Rick nodded. “Most of it’s still circumstantial, but it’s coming together. And they’re working to make sure you don’t have to testify. If the defense attorney gets you on the stand—”
She shuddered. “Then I go to hell for lying under oath.”
He glanced at her, concern touching his eyes. He’d worn that expression a lot over the past two weeks, even after she’d managed to con her way out of the hospital and back to his London penthouse. “It won’t come to that. I’m certain I have a house in a country where they don’t have an extradition agreement with the States.”
She made an effort to smile. “That’s good to know.”
They drove for another few minutes in silence. “Just up there, on the left,” Rick said abruptly, gesturing in her direction.
They crested a small hill, then she saw it. “Holy crap.”
A rise of green, rolling hills on two sides bordered a large lake fronted by oak and willow trees. In the middle of them, up a gentle slope of grass, stood a castle. It was the only way to describe it. A hundred windows looked out from its squared U, with spires on either corner and a rounded entryway in the front, with massive pillars that waited at the head of a wide set of granite steps.

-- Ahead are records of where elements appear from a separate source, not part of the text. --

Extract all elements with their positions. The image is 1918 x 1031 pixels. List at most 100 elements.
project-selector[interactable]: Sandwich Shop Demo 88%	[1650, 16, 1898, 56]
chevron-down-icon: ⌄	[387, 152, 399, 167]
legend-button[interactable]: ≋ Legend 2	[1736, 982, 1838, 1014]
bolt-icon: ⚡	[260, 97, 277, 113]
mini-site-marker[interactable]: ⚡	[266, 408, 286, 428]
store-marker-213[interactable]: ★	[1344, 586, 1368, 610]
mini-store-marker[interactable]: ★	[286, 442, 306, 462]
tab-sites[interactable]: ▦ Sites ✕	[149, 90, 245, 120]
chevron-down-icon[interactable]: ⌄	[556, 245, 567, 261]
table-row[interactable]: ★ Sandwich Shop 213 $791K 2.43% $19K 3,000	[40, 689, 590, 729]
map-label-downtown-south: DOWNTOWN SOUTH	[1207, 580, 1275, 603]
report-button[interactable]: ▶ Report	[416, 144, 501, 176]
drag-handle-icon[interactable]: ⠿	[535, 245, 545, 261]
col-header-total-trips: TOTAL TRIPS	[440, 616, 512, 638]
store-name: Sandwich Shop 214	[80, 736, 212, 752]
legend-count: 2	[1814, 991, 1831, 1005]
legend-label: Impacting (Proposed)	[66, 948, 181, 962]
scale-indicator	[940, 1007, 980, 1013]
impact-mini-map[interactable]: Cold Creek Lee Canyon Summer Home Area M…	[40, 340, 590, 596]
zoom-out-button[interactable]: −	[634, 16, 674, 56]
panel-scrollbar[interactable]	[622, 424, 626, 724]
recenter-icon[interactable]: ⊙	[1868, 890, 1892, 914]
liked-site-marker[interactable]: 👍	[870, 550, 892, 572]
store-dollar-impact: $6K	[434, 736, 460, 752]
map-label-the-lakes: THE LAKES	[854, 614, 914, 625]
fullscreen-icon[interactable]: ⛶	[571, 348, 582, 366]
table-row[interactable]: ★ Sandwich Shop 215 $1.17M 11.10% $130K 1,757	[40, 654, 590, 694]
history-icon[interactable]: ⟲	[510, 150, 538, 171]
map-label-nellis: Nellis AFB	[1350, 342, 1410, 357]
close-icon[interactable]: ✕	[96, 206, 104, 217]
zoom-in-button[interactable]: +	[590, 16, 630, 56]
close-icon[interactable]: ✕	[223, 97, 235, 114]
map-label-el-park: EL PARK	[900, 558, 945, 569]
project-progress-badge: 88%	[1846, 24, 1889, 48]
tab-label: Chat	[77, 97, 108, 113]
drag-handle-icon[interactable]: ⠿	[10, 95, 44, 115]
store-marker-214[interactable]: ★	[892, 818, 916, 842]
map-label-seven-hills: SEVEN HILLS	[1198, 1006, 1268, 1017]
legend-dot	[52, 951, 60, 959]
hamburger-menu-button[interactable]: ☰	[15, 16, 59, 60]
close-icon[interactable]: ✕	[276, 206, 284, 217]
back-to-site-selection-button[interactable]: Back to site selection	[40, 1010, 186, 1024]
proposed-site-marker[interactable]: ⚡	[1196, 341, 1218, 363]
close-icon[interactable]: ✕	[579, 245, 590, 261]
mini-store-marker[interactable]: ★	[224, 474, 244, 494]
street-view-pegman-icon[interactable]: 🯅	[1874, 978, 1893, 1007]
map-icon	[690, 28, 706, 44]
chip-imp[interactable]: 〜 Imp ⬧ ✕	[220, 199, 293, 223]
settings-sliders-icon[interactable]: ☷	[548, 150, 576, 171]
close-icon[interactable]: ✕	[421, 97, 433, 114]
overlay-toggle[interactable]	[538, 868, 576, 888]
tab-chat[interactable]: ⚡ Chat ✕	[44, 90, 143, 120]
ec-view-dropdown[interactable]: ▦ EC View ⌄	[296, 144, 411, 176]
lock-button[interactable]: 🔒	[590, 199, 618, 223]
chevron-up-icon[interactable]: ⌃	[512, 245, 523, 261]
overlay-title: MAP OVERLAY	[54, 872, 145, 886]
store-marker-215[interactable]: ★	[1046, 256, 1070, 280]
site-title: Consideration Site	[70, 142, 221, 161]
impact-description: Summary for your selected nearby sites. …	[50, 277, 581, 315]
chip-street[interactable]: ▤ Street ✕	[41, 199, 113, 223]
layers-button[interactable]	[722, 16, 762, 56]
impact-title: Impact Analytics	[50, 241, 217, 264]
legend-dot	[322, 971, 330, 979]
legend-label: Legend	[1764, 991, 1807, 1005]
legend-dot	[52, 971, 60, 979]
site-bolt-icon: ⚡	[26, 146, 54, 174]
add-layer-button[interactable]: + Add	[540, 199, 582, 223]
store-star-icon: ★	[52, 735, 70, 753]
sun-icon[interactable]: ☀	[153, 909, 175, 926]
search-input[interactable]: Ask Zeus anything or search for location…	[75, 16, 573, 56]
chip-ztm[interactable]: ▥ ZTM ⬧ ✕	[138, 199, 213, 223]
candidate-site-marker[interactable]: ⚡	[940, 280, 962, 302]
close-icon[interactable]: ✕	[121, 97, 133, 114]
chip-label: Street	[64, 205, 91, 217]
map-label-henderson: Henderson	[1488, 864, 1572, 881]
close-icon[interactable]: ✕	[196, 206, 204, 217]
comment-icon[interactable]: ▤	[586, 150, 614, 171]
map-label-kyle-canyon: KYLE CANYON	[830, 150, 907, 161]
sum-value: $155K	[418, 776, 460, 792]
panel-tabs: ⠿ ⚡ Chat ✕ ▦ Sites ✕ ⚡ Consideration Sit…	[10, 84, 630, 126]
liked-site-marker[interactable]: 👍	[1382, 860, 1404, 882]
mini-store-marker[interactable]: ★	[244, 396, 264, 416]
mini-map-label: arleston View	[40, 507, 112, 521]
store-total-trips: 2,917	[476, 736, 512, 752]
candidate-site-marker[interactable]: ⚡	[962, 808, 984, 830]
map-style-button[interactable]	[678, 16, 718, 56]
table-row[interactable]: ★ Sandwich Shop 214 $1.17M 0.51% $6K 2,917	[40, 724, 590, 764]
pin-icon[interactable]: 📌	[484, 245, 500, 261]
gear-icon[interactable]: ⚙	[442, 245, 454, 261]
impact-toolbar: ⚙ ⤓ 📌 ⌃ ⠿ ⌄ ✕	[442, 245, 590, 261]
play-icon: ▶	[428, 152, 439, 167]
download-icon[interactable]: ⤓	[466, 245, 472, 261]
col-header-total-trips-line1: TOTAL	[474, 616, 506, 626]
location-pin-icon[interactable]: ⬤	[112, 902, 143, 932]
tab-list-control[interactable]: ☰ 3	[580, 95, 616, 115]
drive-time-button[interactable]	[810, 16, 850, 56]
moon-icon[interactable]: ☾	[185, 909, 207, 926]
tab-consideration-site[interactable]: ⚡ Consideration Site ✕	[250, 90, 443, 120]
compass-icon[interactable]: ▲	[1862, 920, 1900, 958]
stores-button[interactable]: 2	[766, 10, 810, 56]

“Nice, isn’t it?” he asked, grinning.
“It’s Buckingham bloody Palace,” she returned.
“Hardly. It’s called Rawley Park.”
“You said you grew up here.”
Nodding again, Rick turned off the main road, heading along a narrow, winding drive that gave glimpses of the house through sun-spattered leaves and twisting vines of ivy. “I inherited it, actually. This is where I like to spend at least a couple of months every year, if I can. It’s home.”